To see why, let's consider left Riemann sums approximating the integral of $f(t,W_t)$ on $[0,1]$. By the smoothness of $f$, for small differences $\Delta t$, we have the following Taylor expansion about $t$: $f(t+\Delta t,W_{t + \Delta t}) = f(t,W_t) + \frac{\partial f}{\partial t}(t,W_t)\cdot \Delta t + \frac{\partial f}{\partial W} (t,W_t)\cdot \Delta W + \mathcal O(\Delta t^{3/2-\epsilon})$ where we have made use of the fact that $W_t$ is almost surely Hölder continuous with exponent $1/2-\epsilon$ to collapse the higher-order terms into the error term $\mathcal O(\Delta t^{3/2-\epsilon})$. This means that the error in the left Riemann sums can be bounded as follows: $\bigg|\int_0^1 f(t,W_t)dt - \frac{1}{n}\sum_{i=0}^{n-1} f\Big(\frac{i}{n}, W_{i/n}\Big)\bigg| \leq \frac{1}{n}\Big\lVert\frac{\partial f}{\partial t}\Big\rVert_\infty + \bigg|\frac{1}{n}\sum_{i=0}^{n-1} \frac{\partial f}{\partial W}(i/n, W_{i/n})\cdot \Delta W_{i/n}\bigg| + \mathcal O(\Delta t^{3/2-\epsilon})$ where $\lVert\cdot\rVert_\infty$ represents the supremum, so that $\lVert \partial f/\partial t\rVert_\infty$ is an upper bound on the partial of $f$ with respect to $t$. In the second term of this upper bound, note that each $\Delta W_{i/n}$ is a normally distributed random variable with variance $1/n$, hence each term $i$ of the sum has variance given by $\frac{1}{n}\bigg|\frac{\partial f}{\partial W}(i/n, W_{i/n})\bigg|\leq \frac{1}{n}\Big\lVert \frac{\partial f}{\partial W}\Big\rVert_\infty$ Summing all of these $n$ terms gives a normally distributed random variable with overall variance upper-bounded by $\lVert \partial f/\partial W\rVert_\infty$. Call this random variable $E_n$, so that we have $\bigg|\int_0^1 f(t,W_t)dt - \frac{1}{n}\sum_{i=0}^{n-1} f\Big(\frac{i}{n}, W_{i/n}\Big)\bigg| \leq \frac{1 + |E_n|}{n}\Big\lVert\frac{\partial f}{\partial t}\Big\rVert_\infty + \mathcal O(\Delta t^{3/2-\epsilon})$ If $E_n$ is a sequence of normally distributed random variables with bounded variance, then it is not difficult to show that $E_n = \mathcal O(n^\epsilon)$ with probability one for any $\epsilon > 0$. With a bit more care, one can show that $E_n = \mathcal O(\sqrt{\log n})$ with probability one. This tells us that the errors in the left Riemann sums for this integral converge at a rate of $\mathcal O(\sqrt{\log n}/n)$ (or $\mathcal O(1/n^{1-\epsilon})$, if you prefer the weaker estimate) almost certainly.

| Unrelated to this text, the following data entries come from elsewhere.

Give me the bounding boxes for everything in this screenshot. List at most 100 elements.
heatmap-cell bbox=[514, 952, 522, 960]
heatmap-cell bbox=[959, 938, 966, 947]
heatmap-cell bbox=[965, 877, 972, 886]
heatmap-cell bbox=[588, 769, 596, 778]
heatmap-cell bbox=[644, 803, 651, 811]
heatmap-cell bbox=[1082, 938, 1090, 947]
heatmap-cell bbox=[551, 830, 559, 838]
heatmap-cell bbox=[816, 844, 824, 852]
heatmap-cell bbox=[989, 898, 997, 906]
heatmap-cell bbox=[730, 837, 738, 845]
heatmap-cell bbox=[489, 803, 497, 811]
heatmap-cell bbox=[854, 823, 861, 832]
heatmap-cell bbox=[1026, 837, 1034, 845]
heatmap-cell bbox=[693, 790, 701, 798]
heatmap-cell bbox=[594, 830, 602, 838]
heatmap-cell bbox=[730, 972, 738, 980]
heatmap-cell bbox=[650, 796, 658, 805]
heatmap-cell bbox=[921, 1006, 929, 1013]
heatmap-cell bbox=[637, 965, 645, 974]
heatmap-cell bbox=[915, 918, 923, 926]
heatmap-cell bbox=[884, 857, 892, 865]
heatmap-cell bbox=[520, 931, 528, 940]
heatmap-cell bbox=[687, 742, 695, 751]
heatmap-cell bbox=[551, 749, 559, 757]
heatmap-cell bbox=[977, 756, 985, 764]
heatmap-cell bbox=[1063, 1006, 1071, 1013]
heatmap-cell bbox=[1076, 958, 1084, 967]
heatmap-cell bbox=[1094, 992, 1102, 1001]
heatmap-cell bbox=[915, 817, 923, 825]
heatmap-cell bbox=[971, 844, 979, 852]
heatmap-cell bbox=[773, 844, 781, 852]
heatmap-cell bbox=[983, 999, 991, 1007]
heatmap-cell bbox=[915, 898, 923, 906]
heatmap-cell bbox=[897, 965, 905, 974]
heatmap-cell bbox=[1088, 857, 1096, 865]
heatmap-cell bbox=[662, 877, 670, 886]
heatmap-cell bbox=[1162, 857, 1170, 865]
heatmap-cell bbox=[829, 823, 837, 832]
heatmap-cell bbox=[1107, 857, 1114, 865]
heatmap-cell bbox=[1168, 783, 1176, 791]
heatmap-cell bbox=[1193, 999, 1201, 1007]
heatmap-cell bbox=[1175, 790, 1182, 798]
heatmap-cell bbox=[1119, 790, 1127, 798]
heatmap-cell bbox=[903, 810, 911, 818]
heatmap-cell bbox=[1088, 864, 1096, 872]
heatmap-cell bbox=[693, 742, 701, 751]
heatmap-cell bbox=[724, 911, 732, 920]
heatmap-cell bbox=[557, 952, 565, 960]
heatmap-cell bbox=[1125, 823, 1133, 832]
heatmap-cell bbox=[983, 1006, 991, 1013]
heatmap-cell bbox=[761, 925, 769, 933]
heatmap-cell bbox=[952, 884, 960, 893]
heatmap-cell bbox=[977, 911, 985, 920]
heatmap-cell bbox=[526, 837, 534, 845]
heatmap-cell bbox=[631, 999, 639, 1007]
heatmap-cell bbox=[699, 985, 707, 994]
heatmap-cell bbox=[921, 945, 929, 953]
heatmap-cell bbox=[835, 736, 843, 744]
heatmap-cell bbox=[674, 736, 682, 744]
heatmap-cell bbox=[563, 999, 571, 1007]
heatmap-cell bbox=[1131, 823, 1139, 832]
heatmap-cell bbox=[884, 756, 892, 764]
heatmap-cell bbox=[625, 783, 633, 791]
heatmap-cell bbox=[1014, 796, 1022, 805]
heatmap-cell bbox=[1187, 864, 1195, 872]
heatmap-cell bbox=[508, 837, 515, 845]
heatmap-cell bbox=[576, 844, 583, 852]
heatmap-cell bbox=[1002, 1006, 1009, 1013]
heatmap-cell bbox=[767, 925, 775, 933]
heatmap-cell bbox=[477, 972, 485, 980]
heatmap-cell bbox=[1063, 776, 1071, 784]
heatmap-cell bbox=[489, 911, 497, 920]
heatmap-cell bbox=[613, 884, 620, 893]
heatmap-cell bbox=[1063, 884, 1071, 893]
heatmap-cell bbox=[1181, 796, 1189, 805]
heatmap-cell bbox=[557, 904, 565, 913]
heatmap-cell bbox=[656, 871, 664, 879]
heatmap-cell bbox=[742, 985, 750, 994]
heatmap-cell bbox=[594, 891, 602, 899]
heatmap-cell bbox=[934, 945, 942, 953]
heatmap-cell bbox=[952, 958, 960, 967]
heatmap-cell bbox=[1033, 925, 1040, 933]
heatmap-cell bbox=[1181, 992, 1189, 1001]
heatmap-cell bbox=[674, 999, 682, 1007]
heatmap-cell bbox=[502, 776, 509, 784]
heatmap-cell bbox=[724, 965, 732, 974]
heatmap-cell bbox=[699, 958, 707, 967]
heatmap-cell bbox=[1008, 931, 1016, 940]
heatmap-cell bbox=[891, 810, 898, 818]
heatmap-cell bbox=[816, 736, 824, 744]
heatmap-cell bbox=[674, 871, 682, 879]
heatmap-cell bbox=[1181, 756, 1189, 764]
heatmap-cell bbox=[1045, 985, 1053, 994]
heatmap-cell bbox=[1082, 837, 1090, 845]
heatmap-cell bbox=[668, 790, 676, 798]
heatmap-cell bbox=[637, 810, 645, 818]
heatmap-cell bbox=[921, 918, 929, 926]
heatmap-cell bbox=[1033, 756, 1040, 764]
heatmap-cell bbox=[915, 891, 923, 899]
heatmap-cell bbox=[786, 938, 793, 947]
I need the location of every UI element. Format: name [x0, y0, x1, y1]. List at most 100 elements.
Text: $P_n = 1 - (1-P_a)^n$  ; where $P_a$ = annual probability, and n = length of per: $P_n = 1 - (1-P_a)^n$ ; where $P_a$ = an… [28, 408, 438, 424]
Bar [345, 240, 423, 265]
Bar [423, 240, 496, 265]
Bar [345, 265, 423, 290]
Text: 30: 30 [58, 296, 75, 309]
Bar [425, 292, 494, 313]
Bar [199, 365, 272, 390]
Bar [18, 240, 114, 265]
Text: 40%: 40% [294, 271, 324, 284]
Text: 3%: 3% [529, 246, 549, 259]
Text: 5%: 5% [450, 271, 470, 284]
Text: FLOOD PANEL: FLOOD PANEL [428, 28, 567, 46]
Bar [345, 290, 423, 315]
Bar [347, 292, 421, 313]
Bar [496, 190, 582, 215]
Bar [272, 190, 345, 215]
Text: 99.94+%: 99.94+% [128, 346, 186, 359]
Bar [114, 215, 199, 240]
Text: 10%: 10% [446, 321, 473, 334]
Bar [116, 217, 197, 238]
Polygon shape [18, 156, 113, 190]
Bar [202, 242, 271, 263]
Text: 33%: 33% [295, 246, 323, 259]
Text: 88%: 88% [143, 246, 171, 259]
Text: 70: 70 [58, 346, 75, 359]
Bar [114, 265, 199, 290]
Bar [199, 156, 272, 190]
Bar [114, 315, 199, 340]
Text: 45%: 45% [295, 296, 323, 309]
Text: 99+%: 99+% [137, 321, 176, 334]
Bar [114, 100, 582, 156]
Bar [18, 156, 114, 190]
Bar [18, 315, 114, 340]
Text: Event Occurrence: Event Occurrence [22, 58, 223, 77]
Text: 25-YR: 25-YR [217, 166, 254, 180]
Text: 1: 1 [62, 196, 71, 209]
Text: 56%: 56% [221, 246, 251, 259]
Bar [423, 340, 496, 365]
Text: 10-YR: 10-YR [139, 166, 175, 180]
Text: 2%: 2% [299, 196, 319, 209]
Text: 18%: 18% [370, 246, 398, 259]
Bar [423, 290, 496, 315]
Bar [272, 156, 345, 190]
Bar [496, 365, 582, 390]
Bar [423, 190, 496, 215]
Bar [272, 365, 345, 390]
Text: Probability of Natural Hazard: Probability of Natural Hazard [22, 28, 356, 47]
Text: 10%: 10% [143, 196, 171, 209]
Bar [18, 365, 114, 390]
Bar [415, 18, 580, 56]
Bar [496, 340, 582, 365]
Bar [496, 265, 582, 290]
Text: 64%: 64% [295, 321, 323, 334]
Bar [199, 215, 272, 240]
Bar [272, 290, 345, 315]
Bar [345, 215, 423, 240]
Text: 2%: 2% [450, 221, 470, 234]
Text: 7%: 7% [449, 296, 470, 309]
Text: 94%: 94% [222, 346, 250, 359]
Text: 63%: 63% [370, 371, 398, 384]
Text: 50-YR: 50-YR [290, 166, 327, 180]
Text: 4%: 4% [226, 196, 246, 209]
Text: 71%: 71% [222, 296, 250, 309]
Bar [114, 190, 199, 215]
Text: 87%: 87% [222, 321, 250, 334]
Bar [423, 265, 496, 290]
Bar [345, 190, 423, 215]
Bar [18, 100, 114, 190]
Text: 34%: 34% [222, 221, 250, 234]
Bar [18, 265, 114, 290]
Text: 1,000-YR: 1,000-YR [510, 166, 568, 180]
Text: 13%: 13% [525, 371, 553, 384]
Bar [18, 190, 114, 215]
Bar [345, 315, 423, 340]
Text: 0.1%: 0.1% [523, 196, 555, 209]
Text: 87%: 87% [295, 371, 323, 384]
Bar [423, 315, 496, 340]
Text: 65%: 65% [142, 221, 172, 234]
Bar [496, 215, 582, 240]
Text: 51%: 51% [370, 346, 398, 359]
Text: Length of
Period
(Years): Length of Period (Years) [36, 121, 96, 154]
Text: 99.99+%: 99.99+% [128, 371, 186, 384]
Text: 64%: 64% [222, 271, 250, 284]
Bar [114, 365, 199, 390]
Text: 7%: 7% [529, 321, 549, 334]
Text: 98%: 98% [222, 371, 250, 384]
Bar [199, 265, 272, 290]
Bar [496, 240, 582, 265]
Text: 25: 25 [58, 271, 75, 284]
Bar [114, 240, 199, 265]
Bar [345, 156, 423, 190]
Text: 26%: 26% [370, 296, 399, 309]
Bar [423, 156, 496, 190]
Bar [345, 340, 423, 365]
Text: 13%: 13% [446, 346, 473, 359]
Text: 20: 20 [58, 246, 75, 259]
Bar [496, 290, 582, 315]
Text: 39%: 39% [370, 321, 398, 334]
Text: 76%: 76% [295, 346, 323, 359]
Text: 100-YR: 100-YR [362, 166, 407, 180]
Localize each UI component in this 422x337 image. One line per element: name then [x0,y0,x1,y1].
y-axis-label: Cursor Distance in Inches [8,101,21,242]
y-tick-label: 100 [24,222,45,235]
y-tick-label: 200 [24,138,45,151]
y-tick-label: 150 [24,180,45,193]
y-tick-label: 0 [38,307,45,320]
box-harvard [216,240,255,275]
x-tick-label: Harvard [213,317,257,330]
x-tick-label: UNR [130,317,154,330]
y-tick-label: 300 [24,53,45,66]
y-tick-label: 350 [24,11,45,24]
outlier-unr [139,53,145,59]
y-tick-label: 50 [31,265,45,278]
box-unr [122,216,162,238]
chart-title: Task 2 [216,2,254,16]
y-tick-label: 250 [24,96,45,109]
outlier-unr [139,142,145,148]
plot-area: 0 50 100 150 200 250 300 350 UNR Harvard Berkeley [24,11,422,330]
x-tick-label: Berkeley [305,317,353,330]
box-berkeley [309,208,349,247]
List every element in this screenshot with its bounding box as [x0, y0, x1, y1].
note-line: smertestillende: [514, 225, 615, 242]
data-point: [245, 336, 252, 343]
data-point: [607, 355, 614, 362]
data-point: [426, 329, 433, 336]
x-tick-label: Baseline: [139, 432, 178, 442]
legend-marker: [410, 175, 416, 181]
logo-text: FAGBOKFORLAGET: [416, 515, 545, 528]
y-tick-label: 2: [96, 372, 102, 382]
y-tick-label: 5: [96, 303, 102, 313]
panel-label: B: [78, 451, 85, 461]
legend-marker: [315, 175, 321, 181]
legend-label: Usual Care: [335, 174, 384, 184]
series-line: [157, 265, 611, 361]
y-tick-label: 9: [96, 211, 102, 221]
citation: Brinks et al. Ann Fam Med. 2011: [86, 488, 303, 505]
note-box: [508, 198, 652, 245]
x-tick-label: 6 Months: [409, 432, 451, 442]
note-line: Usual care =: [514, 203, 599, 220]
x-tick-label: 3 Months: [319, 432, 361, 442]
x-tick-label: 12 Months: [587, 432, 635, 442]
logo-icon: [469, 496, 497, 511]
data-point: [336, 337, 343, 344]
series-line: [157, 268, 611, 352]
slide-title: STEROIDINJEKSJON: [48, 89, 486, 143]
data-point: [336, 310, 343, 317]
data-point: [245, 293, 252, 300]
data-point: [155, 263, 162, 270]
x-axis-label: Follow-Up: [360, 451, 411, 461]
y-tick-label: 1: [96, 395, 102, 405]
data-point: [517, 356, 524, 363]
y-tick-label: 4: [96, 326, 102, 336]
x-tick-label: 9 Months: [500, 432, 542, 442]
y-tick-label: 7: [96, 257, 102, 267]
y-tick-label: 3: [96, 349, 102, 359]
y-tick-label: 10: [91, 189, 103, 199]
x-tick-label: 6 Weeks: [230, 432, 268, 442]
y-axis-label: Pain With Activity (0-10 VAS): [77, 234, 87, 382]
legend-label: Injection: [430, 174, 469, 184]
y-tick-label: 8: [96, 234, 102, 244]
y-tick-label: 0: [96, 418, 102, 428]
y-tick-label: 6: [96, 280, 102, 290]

The key step in this proof is where we used the fact that variance is additive when adding Gaussians together. This distinguishes $W_t$ from other functions that are merely Hölder continuous. If $w(t)$ is a general function that is Hölder continuous with exponent $\alpha < 1$, then the most we can say about the sum of the differences $\Delta w(i/n)$ weighted by the values of $\partial f/\partial W$ is that they are bounded by $\sqrt{n}$. But due to the "independent increments" property of a Wiener process, it guarantees that these differences almost certainly cancel sufficiently to bound this sum by $\sqrt{\log n}$.